Productivity Europe

Three Perspectives on Lean

In 1990 Jones, Womack and colleagues had published ‘The Machine That Changed the World’ as a description of the Toyota Production Systems, and coined the term Lean. The book itself was an offshoot of their research project, funded by the Western automobile manufacturers, to define World Class in automotive manufacture. The answer, Toyota’s system, did not surprise anyone in the industry, and what the research failed to adequately address was not what Lean was, but how to implement it.

 

Bedford, England, UK -- (ReleaseWire) -- 08/16/2006 --There are at least three different perspectives on Lean. The first was Shigeo Shingo’s industrial engineering perspective.

There are currently ongoing debates about Shingo’s influence on the Toyota system.

The facts are that he taught Industrial Engineering courses at Toyota for over 25 years from 1955 onwards. He taught the people who implemented Lean the engineering principles behind it. He saw Lean in terms of Non-Stock Production – producing with minimal inventory.

There is a grain of truth in Dan Jones’ comment above, in that Toyota have never been too interested in theory, only practice.

Shingo was a theorist as well as an engineer, and his theory was articulated as far back as 1946.

The theory was that manufacturing is a network of process (product flow) and operations and that non-stock production meant focusing on flow not individual operational efficiency. He derived this from Henry Ford’s dictum that the longer anything is in the factory, the more it costs, at exactly the time when Sloan and GM were doing the direct opposite. How much Toyota were influenced by this theory, or how far Shingo’s theory is just an explanation of Toyota’s developing practice is being debated, but there is a match between theory and practice.
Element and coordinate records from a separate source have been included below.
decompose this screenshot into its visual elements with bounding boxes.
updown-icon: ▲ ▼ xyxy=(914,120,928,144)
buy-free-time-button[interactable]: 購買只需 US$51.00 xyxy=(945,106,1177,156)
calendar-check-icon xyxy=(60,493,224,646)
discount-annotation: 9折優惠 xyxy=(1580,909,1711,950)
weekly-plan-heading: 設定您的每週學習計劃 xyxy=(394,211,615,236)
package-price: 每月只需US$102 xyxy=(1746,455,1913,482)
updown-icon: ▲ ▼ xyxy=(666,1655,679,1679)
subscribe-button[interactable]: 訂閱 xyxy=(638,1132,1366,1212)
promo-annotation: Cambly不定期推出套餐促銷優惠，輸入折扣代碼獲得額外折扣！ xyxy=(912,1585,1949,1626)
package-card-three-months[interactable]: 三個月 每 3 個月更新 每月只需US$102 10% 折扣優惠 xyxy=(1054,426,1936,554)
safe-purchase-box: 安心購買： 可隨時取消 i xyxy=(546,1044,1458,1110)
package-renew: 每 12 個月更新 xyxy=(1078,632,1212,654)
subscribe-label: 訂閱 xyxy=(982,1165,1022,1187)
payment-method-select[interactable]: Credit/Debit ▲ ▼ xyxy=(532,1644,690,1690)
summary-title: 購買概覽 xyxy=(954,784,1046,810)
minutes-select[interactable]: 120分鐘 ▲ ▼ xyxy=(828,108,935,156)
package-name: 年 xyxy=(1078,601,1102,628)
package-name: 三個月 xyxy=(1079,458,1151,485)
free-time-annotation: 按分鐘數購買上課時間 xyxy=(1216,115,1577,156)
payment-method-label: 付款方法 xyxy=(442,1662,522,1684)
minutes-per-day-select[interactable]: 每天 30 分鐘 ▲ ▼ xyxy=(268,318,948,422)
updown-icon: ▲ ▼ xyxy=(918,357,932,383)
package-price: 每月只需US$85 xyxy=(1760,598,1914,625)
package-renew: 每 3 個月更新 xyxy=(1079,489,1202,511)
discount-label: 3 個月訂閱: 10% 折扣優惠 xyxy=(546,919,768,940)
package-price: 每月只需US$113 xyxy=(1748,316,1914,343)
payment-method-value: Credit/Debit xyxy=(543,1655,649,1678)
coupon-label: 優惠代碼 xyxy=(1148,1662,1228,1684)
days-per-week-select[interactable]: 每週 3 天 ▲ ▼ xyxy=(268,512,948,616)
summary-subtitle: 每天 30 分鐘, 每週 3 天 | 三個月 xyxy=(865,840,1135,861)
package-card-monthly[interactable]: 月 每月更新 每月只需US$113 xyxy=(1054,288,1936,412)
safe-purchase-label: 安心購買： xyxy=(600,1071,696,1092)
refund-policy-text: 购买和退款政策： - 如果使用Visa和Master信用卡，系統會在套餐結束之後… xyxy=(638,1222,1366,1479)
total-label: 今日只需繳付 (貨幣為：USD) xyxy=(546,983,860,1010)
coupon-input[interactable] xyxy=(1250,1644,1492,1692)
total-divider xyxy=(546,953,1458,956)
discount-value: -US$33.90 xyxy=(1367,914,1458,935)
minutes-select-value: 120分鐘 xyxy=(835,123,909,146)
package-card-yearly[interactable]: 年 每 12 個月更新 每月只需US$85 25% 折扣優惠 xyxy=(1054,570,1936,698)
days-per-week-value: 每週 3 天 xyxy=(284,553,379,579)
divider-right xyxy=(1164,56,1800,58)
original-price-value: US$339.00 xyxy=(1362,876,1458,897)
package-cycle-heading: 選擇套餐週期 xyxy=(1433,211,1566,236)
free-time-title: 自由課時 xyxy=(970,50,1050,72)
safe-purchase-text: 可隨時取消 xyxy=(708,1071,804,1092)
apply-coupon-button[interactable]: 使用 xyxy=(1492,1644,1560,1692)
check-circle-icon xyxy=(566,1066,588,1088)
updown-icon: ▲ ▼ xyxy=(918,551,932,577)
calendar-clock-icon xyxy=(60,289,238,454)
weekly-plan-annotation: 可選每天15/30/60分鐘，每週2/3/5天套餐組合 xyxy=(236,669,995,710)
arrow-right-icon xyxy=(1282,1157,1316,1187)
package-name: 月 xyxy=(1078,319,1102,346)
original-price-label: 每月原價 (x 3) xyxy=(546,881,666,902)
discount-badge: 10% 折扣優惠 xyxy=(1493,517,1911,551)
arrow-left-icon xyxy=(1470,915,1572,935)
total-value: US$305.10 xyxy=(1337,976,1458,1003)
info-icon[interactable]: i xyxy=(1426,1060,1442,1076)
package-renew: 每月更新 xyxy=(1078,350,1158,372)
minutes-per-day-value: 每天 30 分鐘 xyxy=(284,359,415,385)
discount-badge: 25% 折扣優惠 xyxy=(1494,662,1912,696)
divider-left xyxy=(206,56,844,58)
The overarching theory behind this is the theory of demand amplification, a result of Systems Dynamics research.

The second perspective is Professor Fujimoto’s Evolutionary Learning perspective, which is detailed in his book ‘The Evolution of a Manufacturing System at Toyota. I find the evolutionary perspective particularly valuable in explaining why the Toyota Production System works. Professor Fujimoto identifies three characteristics of the Toyota learning system – reliable standard methods, reliable standard problem solving techniques and experimentation.
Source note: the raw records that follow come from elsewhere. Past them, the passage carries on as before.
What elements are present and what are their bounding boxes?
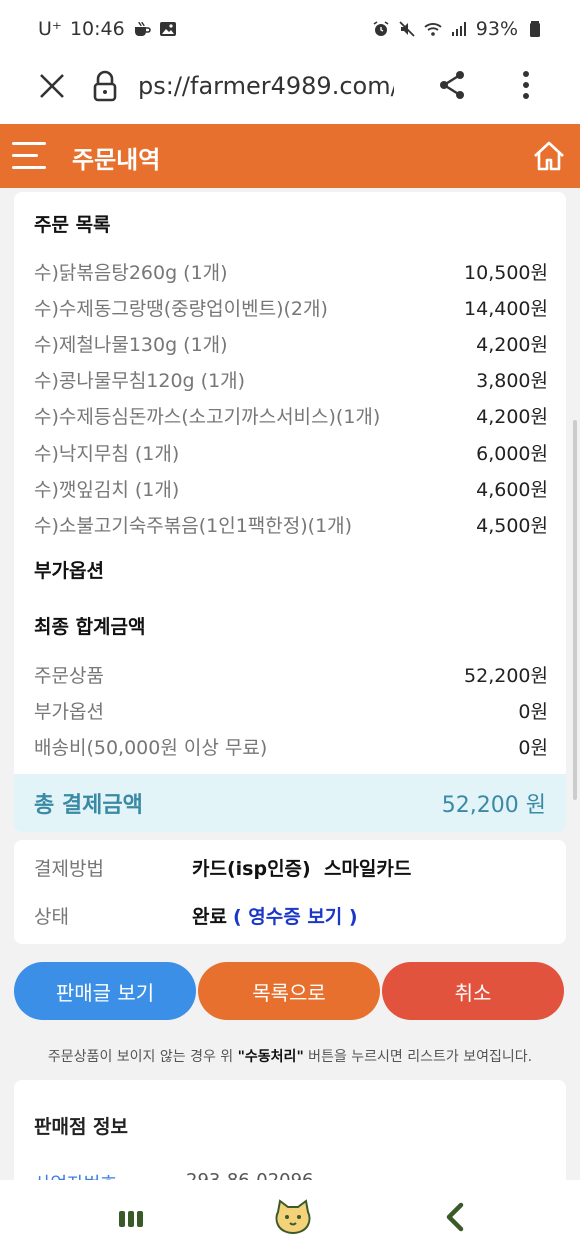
order-item: 수)수제동그랑땡(중량업이벤트)(2개) 14,400원 [34, 292, 548, 322]
summary-row: 부가옵션 0원 [34, 695, 548, 725]
order-item: 수)깻잎김치 (1개) 4,600원 [34, 473, 548, 503]
view-post-button[interactable]: 판매글 보기 [14, 962, 196, 1020]
total-payment-label: 총 결제금액 [34, 793, 143, 818]
final-total-title: 최종 합계금액 [34, 616, 146, 638]
url-field[interactable]: ps://farmer4989.com/t [138, 72, 394, 100]
notice-pre: 주문상품이 보이지 않는 경우 위 [47, 1049, 238, 1065]
order-item: 수)닭볶음탕260g (1개) 10,500원 [34, 256, 548, 286]
order-item-name: 수)제철나물130g (1개) [34, 333, 228, 356]
order-item-name: 수)수제동그랑땡(중량업이벤트)(2개) [34, 297, 328, 320]
app-header: 주문내역 [0, 124, 580, 188]
notice-bold: "수동처리" [237, 1049, 304, 1065]
notice-post: 버튼을 누르시면 리스트가 보여집니다. [303, 1049, 533, 1065]
seller-info-card: 판매점 정보 사업자번호 293-86-02096 [14, 1080, 566, 1190]
summary-label: 주문상품 [34, 664, 104, 687]
hamburger-menu-icon[interactable] [12, 142, 46, 172]
share-icon[interactable] [438, 70, 466, 100]
total-payment-value: 52,200 원 [441, 793, 546, 818]
order-item: 수)소불고기숙주볶음(1인1팩한정)(1개) 4,500원 [34, 509, 548, 539]
order-item-price: 14,400원 [464, 297, 548, 320]
clock: 10:46 [69, 18, 125, 40]
receipt-link[interactable]: ( 영수증 보기 ) [233, 902, 358, 929]
payment-status-value: 완료 [192, 906, 227, 928]
order-item-price: 3,800원 [476, 369, 548, 392]
page-title: 주문내역 [72, 146, 161, 174]
order-item-name: 수)닭볶음탕260g (1개) [34, 261, 228, 284]
payment-status-row: 상태 완료 ( 영수증 보기 ) [34, 902, 358, 929]
more-options-icon[interactable] [522, 70, 530, 100]
alarm-icon [373, 21, 389, 36]
summary-value: 0원 [518, 700, 548, 723]
order-item: 수)제철나물130g (1개) 4,200원 [34, 328, 548, 358]
order-item-name: 수)깻잎김치 (1개) [34, 478, 180, 501]
summary-label: 배송비(50,000원 이상 무료) [34, 736, 268, 759]
battery-icon [530, 21, 540, 37]
total-payment-band: 총 결제금액 52,200 원 [14, 774, 566, 832]
wifi-icon [424, 23, 442, 36]
system-nav-bar [0, 1180, 580, 1257]
scrollbar[interactable] [573, 420, 577, 800]
home-icon[interactable] [532, 140, 566, 172]
order-item: 수)수제등심돈까스(소고기까스서비스)(1개) 4,200원 [34, 400, 548, 430]
notice-text: 주문상품이 보이지 않는 경우 위 "수동처리" 버튼을 누르시면 리스트가 보… [0, 1046, 580, 1066]
summary-value: 52,200원 [464, 664, 548, 687]
order-item-price: 4,200원 [476, 333, 548, 356]
back-icon[interactable] [444, 1202, 466, 1232]
summary-label: 부가옵션 [34, 700, 104, 723]
recent-apps-icon[interactable] [118, 1208, 144, 1230]
payment-method-row: 결제방법 카드(isp인증) 스마일카드 [34, 854, 411, 881]
seller-info-title: 판매점 정보 [34, 1116, 129, 1138]
order-item-price: 6,000원 [476, 442, 548, 465]
payment-status-label: 상태 [34, 906, 69, 928]
battery-percent: 93% [475, 18, 518, 40]
cancel-button[interactable]: 취소 [382, 962, 564, 1020]
payment-method-label: 결제방법 [34, 858, 104, 880]
order-item-name: 수)수제등심돈까스(소고기까스서비스)(1개) [34, 405, 381, 428]
summary-row: 배송비(50,000원 이상 무료) 0원 [34, 731, 548, 761]
order-item-name: 수)소불고기숙주볶음(1인1팩한정)(1개) [34, 514, 353, 537]
order-item-price: 4,500원 [476, 514, 548, 537]
order-item-price: 4,200원 [476, 405, 548, 428]
lock-icon[interactable] [92, 70, 118, 102]
options-title: 부가옵션 [34, 560, 104, 582]
close-icon[interactable] [38, 72, 66, 100]
order-item-price: 4,600원 [476, 478, 548, 501]
signal-icon [451, 22, 466, 36]
summary-row: 주문상품 52,200원 [34, 659, 548, 689]
order-item-price: 10,500원 [464, 261, 548, 284]
browser-toolbar: ps://farmer4989.com/t [0, 58, 580, 124]
order-item: 수)콩나물무침120g (1개) 3,800원 [34, 364, 548, 394]
payment-card: 결제방법 카드(isp인증) 스마일카드 상태 완료 ( 영수증 보기 ) [14, 840, 566, 944]
home-cat-icon[interactable] [274, 1198, 312, 1234]
order-list-title: 주문 목록 [34, 214, 111, 236]
status-bar: U⁺ 10:46 93% [0, 0, 580, 58]
summary-value: 0원 [518, 736, 548, 759]
coffee-icon [134, 21, 151, 36]
mute-icon [399, 21, 415, 37]
back-to-list-button[interactable]: 목록으로 [198, 962, 380, 1020]
payment-method-value: 카드(isp인증) 스마일카드 [192, 858, 412, 880]
order-item-name: 수)낙지무침 (1개) [34, 442, 180, 465]
order-item-name: 수)콩나물무침120g (1개) [34, 369, 246, 392]
order-card: 주문 목록 수)닭볶음탕260g (1개) 10,500원 수)수제동그랑땡(중… [14, 192, 566, 832]
order-item: 수)낙지무침 (1개) 6,000원 [34, 437, 548, 467]
gallery-icon [159, 22, 176, 36]
carrier-label: U⁺ [38, 18, 62, 40]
Again, I doubt Toyota would describe themselves in this way, although I am sure they would applaud the emphasis on standard methods. As well as explaining how Lean developed at Toyota, Professor Fujimoto gives valuable insights into how companies can develop their own implementation strategy.

A third perspective is that of H Thomas Johnson, who studied Toyota USA for his book ‘Profit Beyond Measure’. Johnson’s theory is that Toyota ‘manage by means’ rather than ‘manage by results’. What this means is that they focus on the process and the results follow, because they understand the process and are not diverted from the task by the natural variation which is common to all natural systems.

An example of a multiple perspective approach would be to consider Jidoka, autonomation. In most descriptions this is one of two pillars of the Toyota Production System, but it is interpreted in very different ways.

Jidoka is essentially a process to decouple people from machines. It was the foundation of Toyota’s original weaving loom business as Mr Toyoda patented a device to stop a loom as soon as a thread broke.

This meant that workers did not have to closely watch looms, prepared to react to a break in the thread. The word came to be applied to any system that allows a machine to take action in response to problems, rather than rely on the observation of an operator.

From an engineering perspective, it is a form of automation designed to eliminate waste – the waste of an operator watching a machine, rather than performing valueadding work. From a process management perspective it is a form of Poka-Yoke – enabling the process to inspect itself and using this in-process inspection to stop defects being passed on to other operations or the customer – it is a form of process control. From a learning perspective it is a way of releasing people from the drudgery of watching machines, enabling them to engage in value-adding activity. This last perspective has seen it interpreted as ‘Respect for People’.

How you interpret Jidoka effects how you try to implement Lean. Do you see it as a way of removing waste from the process, a way of controlling processes or a way of developing people? In reality it is all three, and we need to acknowledge all three in our attempts to emulate the success of Toyota, which is ultimately the goal of businesses implementing lean. A narrow waste elimination perspective misses a lot.

Many companies have struggled to implement lean approaches. One reason may be that they have too narrow an understanding of lean, and have attempted to copy the superficial elements of the process, rather than understanding the place of these elements in a lean system. A multi-perspective approach can help avoid this and should be part of the learning process for all our lean leaders.